Undeniably well-made and brutally effective, the gory thriller Hunter Hunter soon becomes sour and ugly due to its ruthless depiction of violence toward animals, and with its ultimate lack of a real point or theme.

Mersault (Devon Sawa) and his partner Anne (Camille Sullivan) and their 12 year-old daughter Renee (Summer H. Howell) live off the grid in Manitoba, hunting and selling furs to survive. It's 1990, and Mersault becomes worried when he finds the remains of a raccoon in one of his traps; something tore it out and ate it.

He goes hunting for what he thinks is the culprit, a killer wolf. He finds a campsite full of dead bodies, and more gory remains in traps. Meanwhile, Anne and Renee try to defend their home against wolf attacks, while their food supply runs low. Then, a wounded stranger (Nick Stahl) appears.
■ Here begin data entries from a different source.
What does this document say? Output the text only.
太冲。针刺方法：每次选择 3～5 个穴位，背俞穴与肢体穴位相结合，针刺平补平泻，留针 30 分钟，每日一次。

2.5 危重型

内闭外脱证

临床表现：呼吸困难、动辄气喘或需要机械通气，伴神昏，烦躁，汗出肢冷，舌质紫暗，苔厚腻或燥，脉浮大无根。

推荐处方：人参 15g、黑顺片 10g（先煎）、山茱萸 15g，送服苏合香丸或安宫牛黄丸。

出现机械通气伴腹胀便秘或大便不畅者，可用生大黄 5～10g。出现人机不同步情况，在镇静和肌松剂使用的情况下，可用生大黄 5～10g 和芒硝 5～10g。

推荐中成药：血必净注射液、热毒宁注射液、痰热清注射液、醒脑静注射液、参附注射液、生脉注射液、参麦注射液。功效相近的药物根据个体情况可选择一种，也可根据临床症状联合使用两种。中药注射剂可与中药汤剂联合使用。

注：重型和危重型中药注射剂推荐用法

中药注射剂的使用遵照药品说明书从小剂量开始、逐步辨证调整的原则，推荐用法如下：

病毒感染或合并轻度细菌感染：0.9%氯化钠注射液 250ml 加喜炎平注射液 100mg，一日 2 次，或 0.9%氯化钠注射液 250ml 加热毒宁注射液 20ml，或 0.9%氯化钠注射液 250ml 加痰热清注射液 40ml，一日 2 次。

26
To start, Hunter Hunter is neatly constructed to build dark tension, using sound design and an unknown lurking in the woods that could be anywhere, at any time. Certain elements are kept deliberately off-camera to increase the sense of uncertainty, and the various plot turns are a step above the run-of-the-mill. The title indicates its attempted theme, that the hunter becomes the hunted, while the story's final half-hour offers a few more twists on this old chestnut.

But it really boils down to revenge, and the movie has little to say about the subject other than that it happens. It likewise has very little to say about why the story might be set in 1990, or what it means to "live off the grid." It might be a story about man's folly, about how man might unwisely consider himself to be smarter than nature, but once that point is made, Hunter Hunter goes on for a while longer.

But the final nail in the coffin is the constant depiction of animal-killing, plus dead, dying, or mutilated animals. This may not bother everyone, but the movie's cruelty also extends to humans. It's a lot to ask.